Paola Gabrielli è donna attenta e sensibile, professoressa di liceo e scrittrice già affermata. È nata e cresciuta a Cles, dove insegna, perché il padre lì era di servizio nell’Arma dei Carabinieri, ma la famiglia proviene dal Fodom ladino e il nonno era Kaserjaeger nell’esercito asburgico. Dà forza e prospettiva al libro aprirsi con due diari e chiudersi con altrettante riflessioni, per così dire “parallele”. I diari sono sulla Grande Guerra e sulle tappe di vita dell’autrice, le riflessioni sulla nuova guerra mondiale del Covid e sulla Scuola, che i conflitti ricompone. Un contrappunto. La guerra trascina nelle sue durezze (richiamato il 2 agosto 1914, subito inviato in Galizia) il nonno Silvestro, mentre la pandemia (“Cronache di un paese al coprifuoco”) porta l’autrice a vedere nella scuola la matrice e la speranza del futuro (“Cari genitori, lettera di una professoressa”). Nel mezzo ci sono altre storie, l’ “altra guerra” con i diari dello zio Guido, e dello zio Frido, con i personaggi, gli incontri, la malattia, la guarigione, la pioggia, un viaggio … quasi un calendario scolastico di momenti ed esperienze che dà profonda unità non solo ad una vita, ma al territorio che racconta: nel cuore d’Europa, fra Trento, Bolzano e Belluno, la nostra terra. Il nostro passato e il nostro futuro.
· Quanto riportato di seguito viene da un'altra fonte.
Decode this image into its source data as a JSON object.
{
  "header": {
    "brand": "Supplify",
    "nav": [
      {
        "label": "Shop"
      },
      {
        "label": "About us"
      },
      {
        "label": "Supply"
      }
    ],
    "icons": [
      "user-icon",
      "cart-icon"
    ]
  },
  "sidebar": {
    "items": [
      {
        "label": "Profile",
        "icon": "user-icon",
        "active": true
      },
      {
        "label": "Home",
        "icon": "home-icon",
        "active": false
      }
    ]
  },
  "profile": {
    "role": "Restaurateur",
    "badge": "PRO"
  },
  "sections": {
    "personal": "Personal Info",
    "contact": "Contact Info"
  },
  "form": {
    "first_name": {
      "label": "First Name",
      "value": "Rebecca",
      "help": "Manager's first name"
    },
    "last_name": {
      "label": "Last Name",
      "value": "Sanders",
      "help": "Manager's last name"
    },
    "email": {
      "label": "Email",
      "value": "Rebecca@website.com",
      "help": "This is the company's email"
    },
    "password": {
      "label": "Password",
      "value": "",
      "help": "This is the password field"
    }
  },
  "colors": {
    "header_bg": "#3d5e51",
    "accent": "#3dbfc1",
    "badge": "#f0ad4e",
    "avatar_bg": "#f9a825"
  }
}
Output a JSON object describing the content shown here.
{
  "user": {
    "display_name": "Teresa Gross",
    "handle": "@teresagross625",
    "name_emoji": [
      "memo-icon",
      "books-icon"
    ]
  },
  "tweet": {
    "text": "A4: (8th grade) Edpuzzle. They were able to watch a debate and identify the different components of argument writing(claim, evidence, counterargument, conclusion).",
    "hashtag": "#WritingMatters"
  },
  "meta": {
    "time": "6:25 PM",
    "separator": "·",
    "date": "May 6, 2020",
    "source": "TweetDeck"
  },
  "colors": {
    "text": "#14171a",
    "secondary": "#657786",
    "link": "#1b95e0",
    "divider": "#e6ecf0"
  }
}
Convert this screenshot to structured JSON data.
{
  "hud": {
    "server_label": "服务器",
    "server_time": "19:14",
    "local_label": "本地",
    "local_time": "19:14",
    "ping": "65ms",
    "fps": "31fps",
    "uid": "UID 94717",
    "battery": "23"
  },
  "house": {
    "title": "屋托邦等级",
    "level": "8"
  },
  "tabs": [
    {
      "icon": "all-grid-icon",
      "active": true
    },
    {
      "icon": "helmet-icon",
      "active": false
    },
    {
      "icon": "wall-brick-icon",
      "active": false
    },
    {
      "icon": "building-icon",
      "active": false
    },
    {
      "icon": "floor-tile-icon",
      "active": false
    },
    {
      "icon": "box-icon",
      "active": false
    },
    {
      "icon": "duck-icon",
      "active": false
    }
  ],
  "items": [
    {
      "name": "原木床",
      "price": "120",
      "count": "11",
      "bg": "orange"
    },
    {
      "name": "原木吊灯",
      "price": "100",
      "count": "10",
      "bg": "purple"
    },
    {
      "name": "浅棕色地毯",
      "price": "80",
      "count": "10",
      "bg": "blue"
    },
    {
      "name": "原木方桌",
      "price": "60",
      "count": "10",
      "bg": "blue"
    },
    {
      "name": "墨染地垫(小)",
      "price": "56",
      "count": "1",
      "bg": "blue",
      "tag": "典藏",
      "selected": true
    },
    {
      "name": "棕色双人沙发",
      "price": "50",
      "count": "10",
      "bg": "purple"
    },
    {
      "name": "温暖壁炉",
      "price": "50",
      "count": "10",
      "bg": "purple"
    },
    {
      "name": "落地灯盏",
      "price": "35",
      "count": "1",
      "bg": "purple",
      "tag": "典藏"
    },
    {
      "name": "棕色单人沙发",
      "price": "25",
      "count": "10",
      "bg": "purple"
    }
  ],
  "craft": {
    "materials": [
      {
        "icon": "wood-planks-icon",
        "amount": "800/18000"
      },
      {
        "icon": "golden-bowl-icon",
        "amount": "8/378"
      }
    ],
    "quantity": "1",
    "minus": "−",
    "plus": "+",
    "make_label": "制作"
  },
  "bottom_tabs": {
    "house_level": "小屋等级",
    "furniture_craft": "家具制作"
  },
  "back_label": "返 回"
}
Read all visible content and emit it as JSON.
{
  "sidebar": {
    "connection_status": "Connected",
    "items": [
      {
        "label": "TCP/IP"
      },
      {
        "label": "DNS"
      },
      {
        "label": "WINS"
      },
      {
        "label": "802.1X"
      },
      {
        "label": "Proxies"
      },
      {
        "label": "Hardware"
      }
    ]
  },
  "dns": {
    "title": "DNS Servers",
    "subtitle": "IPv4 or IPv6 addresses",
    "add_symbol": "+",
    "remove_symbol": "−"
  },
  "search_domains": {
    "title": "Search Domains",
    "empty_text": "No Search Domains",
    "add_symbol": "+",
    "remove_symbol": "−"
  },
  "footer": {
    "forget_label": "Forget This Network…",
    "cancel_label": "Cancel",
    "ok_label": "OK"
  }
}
La scrittrice lascia uno spunto per interessare i lettori: “Dedico queste pagine, fra le voci della montagna, all’essere Donna di Montagna. In particolare le dedico alla mia nonna Epifania, nata il 5 gennaio del 1908. Fin da piccola passavo le estati nella casa della nonna a Moè, frazione di Laste di Rocca Pietore, a 1500 metri nelle Dolomiti Bellunesi. Luglio e agosto in quota, prima dell’inizio della scuola. Come la roccia la donna di montagna è salda nelle sue convinzioni e non vacilla di fronte alle prove della vita. Non cede ai compromessi e trova sempre una via nelle difficoltà. Se lascia andare alcune rocce è solo per alleggerirsi di pesi inutili, che non le appartengono più. Conosce il freddo dell’inverno, che si ripresenta nelle diverse stagioni della vita, ma il suo nucleo è caldo. (….) É come la montagna, gli scalatori esperti ne vedono la sfida e il valore. É per chi sa giungere dove c’è sempre il sole, dove nelle giornate terse di settembre si riscopre nel silenzio l’anima del mondo.”